Administration sources acknowledged that the Internal Revenue Service is dragging its feet in granting the exemptions to Goldsboro Christian Schools Inc. in Goldsboro, N.C., and Bob Jones University in Greenville, S.C. Neither is likely to be granted an exemption soon, the sources said, because of concerns about additional bad publicity and the precedent that would be established if the government gave up a victory won in the lower court.

The 4th U.S. Circuit Court of Appeals ruled last year that the IRS had properly denied exemptions to the two schools and that they were liable for hundreds of thousands of dollars in back taxes.

William G. McNairy, who represents Goldsboro, said in a telephone interview from North Carolina that his client is concerned that the government has not granted it a tax exemption, as it told the Supreme Court on Jan. 8 it would.

"We don't want the cases dismissed until we get the relief we asked for," McNairy said. "We plan to ask the Supreme Court not to vacate the cases until the government does what it promised."

Late yesterday afternoon McNairy said he received a call from Joel Gerber, deputy chief counsel at IRS, saying he'd be receiving a letter and "implying we'd have to fill out an application for an exemption." McNairy said that wouldn't satisfy his client's fears because the application "could be buried in bureaucratic red tape for months."

Goldsboro and Bob Jones University were challenging the IRS' denial of their exemptions when the administration unexpectedly reversed a 12-year-old IRS policy on Jan. 8, saying the law didn't specifically exclude exemptions for segregated private schools. The government told the Supreme Court that the exemptions would be granted to the two schools so the cases should be dismissed as moot.

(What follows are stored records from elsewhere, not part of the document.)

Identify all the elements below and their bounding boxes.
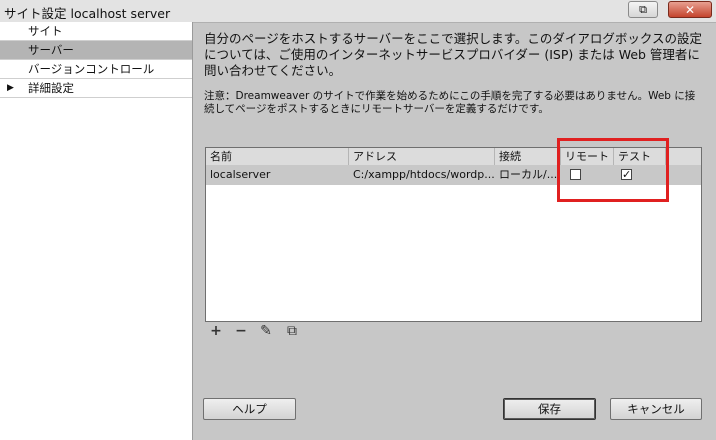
sidebar-item-servers[interactable]: サーバー <box>0 41 192 60</box>
expand-arrow-icon[interactable]: ▶ <box>7 79 14 97</box>
server-description: 自分のページをホストするサーバーをここで選択します。このダイアログボックスの設定… <box>204 31 703 78</box>
cancel-button[interactable]: キャンセル <box>610 398 702 420</box>
window-title: サイト設定 localhost server <box>4 6 171 21</box>
server-list-toolbar: + − ✎ ⧉ <box>205 322 702 340</box>
server-connection: ローカル/... <box>499 168 558 181</box>
column-header-address[interactable]: アドレス <box>349 148 495 165</box>
title-bar: サイト設定 localhost server ⧉ ✕ <box>0 0 716 23</box>
server-address: C:/xampp/htdocs/wordp... <box>353 168 495 181</box>
column-header-name[interactable]: 名前 <box>206 148 349 165</box>
save-button[interactable]: 保存 <box>503 398 596 420</box>
server-note: 注意：Dreamweaver のサイトで作業を始めるためにこの手順を完了する必要… <box>204 90 696 115</box>
sidebar-item-label: サーバー <box>28 43 74 57</box>
edit-icon[interactable]: ✎ <box>258 323 274 339</box>
close-icon: ✕ <box>684 2 696 17</box>
sidebar-item-label: サイト <box>28 24 63 38</box>
close-button[interactable]: ✕ <box>668 1 712 18</box>
server-name: localserver <box>210 168 271 181</box>
remove-icon[interactable]: − <box>233 323 249 339</box>
highlight-box <box>557 138 669 202</box>
category-sidebar: サイト サーバー バージョンコントロール ▶ 詳細設定 <box>0 22 193 440</box>
sidebar-item-label: 詳細設定 <box>28 81 74 95</box>
duplicate-icon[interactable]: ⧉ <box>284 323 300 339</box>
sidebar-item-version-control[interactable]: バージョンコントロール <box>0 60 192 79</box>
restore-button[interactable]: ⧉ <box>628 1 658 18</box>
sidebar-item-advanced-settings[interactable]: ▶ 詳細設定 <box>0 79 192 98</box>
add-icon[interactable]: + <box>208 323 224 339</box>
sidebar-item-site[interactable]: サイト <box>0 22 192 41</box>
help-button[interactable]: ヘルプ <box>203 398 296 420</box>
sidebar-item-label: バージョンコントロール <box>28 62 155 76</box>
restore-icon: ⧉ <box>639 2 647 16</box>
column-header-connection[interactable]: 接続 <box>495 148 561 165</box>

"The Department of Treasury has initiated the necessary steps to grant petitioner Goldsboro Christian Schools tax-exempt status," the government said in its papers asking the Supreme Court to vacate its victory in the appeals court. The filing added that Treasury "has commenced the process necessary to revoke forthwith" the revenue rulings used to deny the two schools exemptions.

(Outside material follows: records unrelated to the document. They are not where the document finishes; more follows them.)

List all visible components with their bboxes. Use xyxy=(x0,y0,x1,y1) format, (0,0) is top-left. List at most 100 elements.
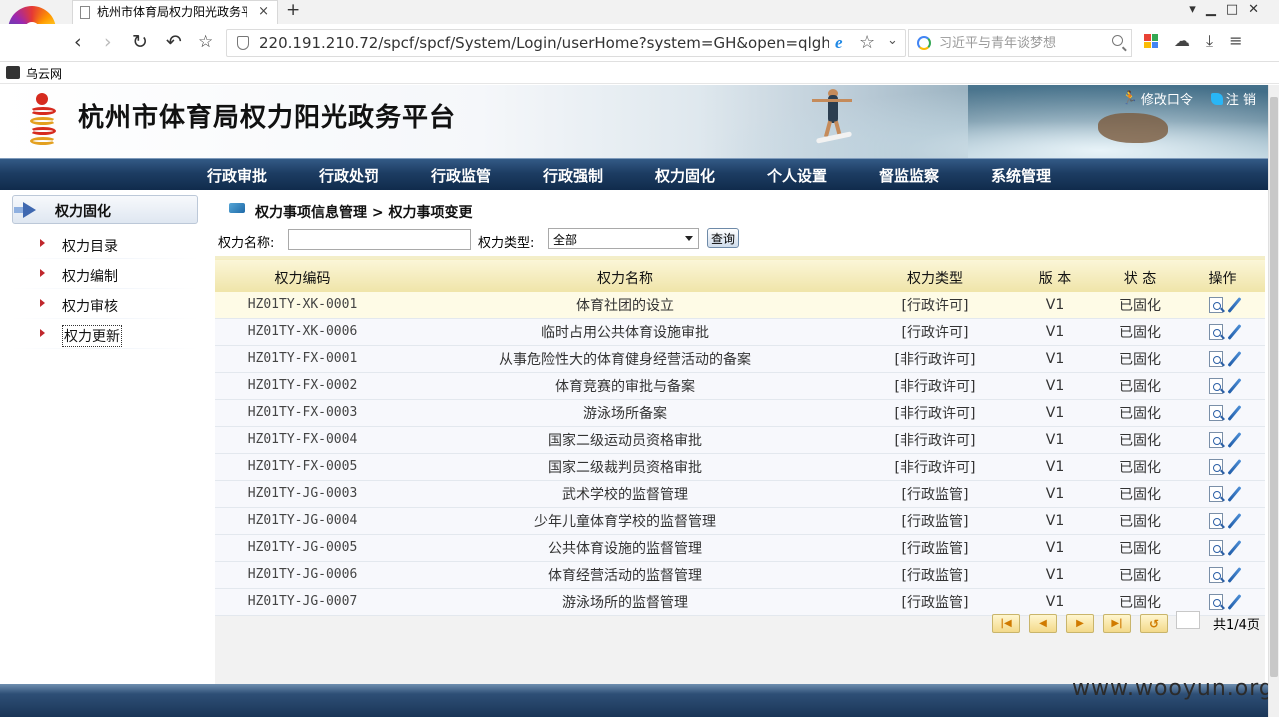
view-icon[interactable] xyxy=(1209,512,1223,529)
cell-code: HZ01TY-FX-0004 xyxy=(215,426,390,454)
menu-icon[interactable]: ≡ xyxy=(1229,32,1242,50)
reload-icon[interactable]: ↻ xyxy=(132,30,148,54)
cell-name: 体育竞赛的审批与备案 xyxy=(390,372,860,400)
page-number-input[interactable] xyxy=(1176,611,1200,629)
power-type-select[interactable]: 全部 xyxy=(548,228,699,249)
edit-icon[interactable] xyxy=(1227,296,1242,313)
table-row[interactable]: HZ01TY-JG-0004 少年儿童体育学校的监督管理 [行政监管] V1 已固化 xyxy=(215,507,1265,535)
edit-icon[interactable] xyxy=(1227,566,1242,583)
edit-icon[interactable] xyxy=(1227,593,1242,610)
col-header-name[interactable]: 权力名称 xyxy=(390,256,860,292)
next-page-button[interactable]: ▶ xyxy=(1066,614,1094,633)
url-bar[interactable]: 220.191.210.72/spcf/spcf/System/Login/us… xyxy=(226,29,906,57)
scrollbar-thumb[interactable] xyxy=(1270,97,1278,677)
prev-page-button[interactable]: ◀ xyxy=(1029,614,1057,633)
edit-icon[interactable] xyxy=(1227,350,1242,367)
sidebar-item-power-review[interactable]: 权力审核 xyxy=(12,290,198,320)
cell-name: 国家二级运动员资格审批 xyxy=(390,426,860,454)
undo-icon[interactable]: ↶ xyxy=(166,30,182,54)
cell-name: 游泳场所备案 xyxy=(390,399,860,427)
table-row[interactable]: HZ01TY-FX-0005 国家二级裁判员资格审批 [非行政许可] V1 已固化 xyxy=(215,453,1265,481)
close-tab-icon[interactable]: × xyxy=(258,1,269,23)
nav-item-admin-enforcement[interactable]: 行政强制 xyxy=(543,159,655,191)
table-row[interactable]: HZ01TY-JG-0003 武术学校的监督管理 [行政监管] V1 已固化 xyxy=(215,480,1265,508)
col-header-version[interactable]: 版 本 xyxy=(1010,256,1100,292)
nav-item-admin-penalty[interactable]: 行政处罚 xyxy=(319,159,431,191)
col-header-actions: 操作 xyxy=(1180,256,1265,292)
edit-icon[interactable] xyxy=(1227,323,1242,340)
bookmark-star-icon[interactable]: ☆ xyxy=(198,30,213,54)
view-icon[interactable] xyxy=(1209,404,1223,421)
cell-actions xyxy=(1180,507,1265,535)
back-icon[interactable]: ‹ xyxy=(74,30,82,54)
search-input[interactable] xyxy=(939,33,1109,53)
query-button[interactable]: 查询 xyxy=(707,228,740,248)
cell-type: [非行政许可] xyxy=(860,399,1010,427)
edit-icon[interactable] xyxy=(1227,431,1242,448)
row-actions xyxy=(1180,346,1265,372)
last-page-button[interactable]: ▶| xyxy=(1103,614,1131,633)
edit-icon[interactable] xyxy=(1227,512,1242,529)
chevron-down-icon[interactable]: ⌄ xyxy=(887,33,898,48)
col-header-code[interactable]: 权力编码 xyxy=(215,256,390,292)
view-icon[interactable] xyxy=(1209,377,1223,394)
table-row[interactable]: HZ01TY-FX-0002 体育竞赛的审批与备案 [非行政许可] V1 已固化 xyxy=(215,372,1265,400)
browser-tab[interactable]: 杭州市体育局权力阳光政务平 × xyxy=(72,0,278,24)
col-header-type[interactable]: 权力类型 xyxy=(860,256,1010,292)
nav-item-inspection[interactable]: 督监监察 xyxy=(879,159,991,191)
view-icon[interactable] xyxy=(1209,323,1223,340)
new-tab-icon[interactable]: + xyxy=(286,0,300,20)
type-filter-label: 权力类型: xyxy=(478,236,535,251)
nav-item-admin-approval[interactable]: 行政审批 xyxy=(207,159,319,191)
sidebar-item-power-update[interactable]: 权力更新 xyxy=(12,320,198,350)
view-icon[interactable] xyxy=(1209,458,1223,475)
nav-item-admin-supervision[interactable]: 行政监管 xyxy=(431,159,543,191)
bookmark-link[interactable]: 乌云网 xyxy=(26,65,62,82)
sidebar-item-power-catalog[interactable]: 权力目录 xyxy=(12,230,198,260)
col-header-status[interactable]: 状 态 xyxy=(1100,256,1180,292)
ie-mode-icon[interactable]: e xyxy=(835,33,843,53)
download-icon[interactable]: ⤓ xyxy=(1206,32,1213,50)
nav-item-personal-settings[interactable]: 个人设置 xyxy=(767,159,879,191)
cell-actions xyxy=(1180,534,1265,562)
table-row[interactable]: HZ01TY-FX-0003 游泳场所备案 [非行政许可] V1 已固化 xyxy=(215,399,1265,427)
first-page-button[interactable]: |◀ xyxy=(992,614,1020,633)
table-row[interactable]: HZ01TY-FX-0001 从事危险性大的体育健身经营活动的备案 [非行政许可] V… xyxy=(215,345,1265,373)
edit-icon[interactable] xyxy=(1227,377,1242,394)
sidebar-item-power-compile[interactable]: 权力编制 xyxy=(12,260,198,290)
refresh-page-button[interactable]: ↺ xyxy=(1140,614,1168,633)
view-icon[interactable] xyxy=(1209,539,1223,556)
edit-icon[interactable] xyxy=(1227,539,1242,556)
nav-item-system-admin[interactable]: 系统管理 xyxy=(991,159,1103,191)
cell-code: HZ01TY-JG-0005 xyxy=(215,534,390,562)
url-text[interactable]: 220.191.210.72/spcf/spcf/System/Login/us… xyxy=(259,34,829,52)
nav-item-power-solidify[interactable]: 权力固化 xyxy=(655,159,767,191)
search-box[interactable] xyxy=(908,29,1132,57)
table-row[interactable]: HZ01TY-JG-0005 公共体育设施的监督管理 [行政监管] V1 已固化 xyxy=(215,534,1265,562)
cell-name: 体育经营活动的监督管理 xyxy=(390,561,860,589)
edit-icon[interactable] xyxy=(1227,458,1242,475)
table-row[interactable]: HZ01TY-JG-0006 体育经营活动的监督管理 [行政监管] V1 已固化 xyxy=(215,561,1265,589)
edit-icon[interactable] xyxy=(1227,485,1242,502)
view-icon[interactable] xyxy=(1209,566,1223,583)
change-password-link[interactable]: 🏃 修改口令 xyxy=(1122,89,1193,108)
power-name-input[interactable] xyxy=(288,229,471,250)
logout-link[interactable]: 注 销 xyxy=(1210,89,1256,108)
search-icon[interactable] xyxy=(1112,35,1123,46)
view-icon[interactable] xyxy=(1209,350,1223,367)
table-row[interactable]: HZ01TY-FX-0004 国家二级运动员资格审批 [非行政许可] V1 已固化 xyxy=(215,426,1265,454)
table-row[interactable]: HZ01TY-XK-0006 临时占用公共体育设施审批 [行政许可] V1 已固化 xyxy=(215,318,1265,346)
view-icon[interactable] xyxy=(1209,296,1223,313)
favorite-star-icon[interactable]: ☆ xyxy=(859,32,875,53)
table-row[interactable]: HZ01TY-XK-0001 体育社团的设立 [行政许可] V1 已固化 xyxy=(215,291,1265,319)
apps-grid-icon[interactable] xyxy=(1144,34,1158,48)
view-icon[interactable] xyxy=(1209,431,1223,448)
forward-icon[interactable]: › xyxy=(104,30,112,54)
page-scrollbar[interactable] xyxy=(1268,85,1279,717)
address-toolbar: ‹ › ↻ ↶ ☆ 220.191.210.72/spcf/spcf/Syste… xyxy=(0,24,1279,62)
edit-icon[interactable] xyxy=(1227,404,1242,421)
cloud-icon[interactable]: ☁ xyxy=(1174,32,1190,50)
view-icon[interactable] xyxy=(1209,485,1223,502)
cell-code: HZ01TY-FX-0003 xyxy=(215,399,390,427)
window-controls[interactable]: ▾▁□✕ xyxy=(1189,2,1269,17)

The high court has been in recess and hasn't decided yet whether to dismiss the cases as moot.

After a storm of protest from civil rights groups, the president backtracked and proposed legislation for a retroactive ban on the exemptions to Goldsboro, Bob Jones and other segregated private schools. In the meantime, the IRS said it would process only the exemptions for the two schools, leaving 300 pending applications in limbo.

Congress, however, has made no move to enact the legislation. And now Goldsboro is worried about the government's inaction.

Philip Murren, an attorney for Bob Jones, said his client hasn't received any word from the IRS about its promised exemption either.

An IRS spokesman said he didn't think there was any great delay in processing. "We're doing what we need to do," he said. But sources said the IRS is stalling, despite the administration's position at the Supreme Court.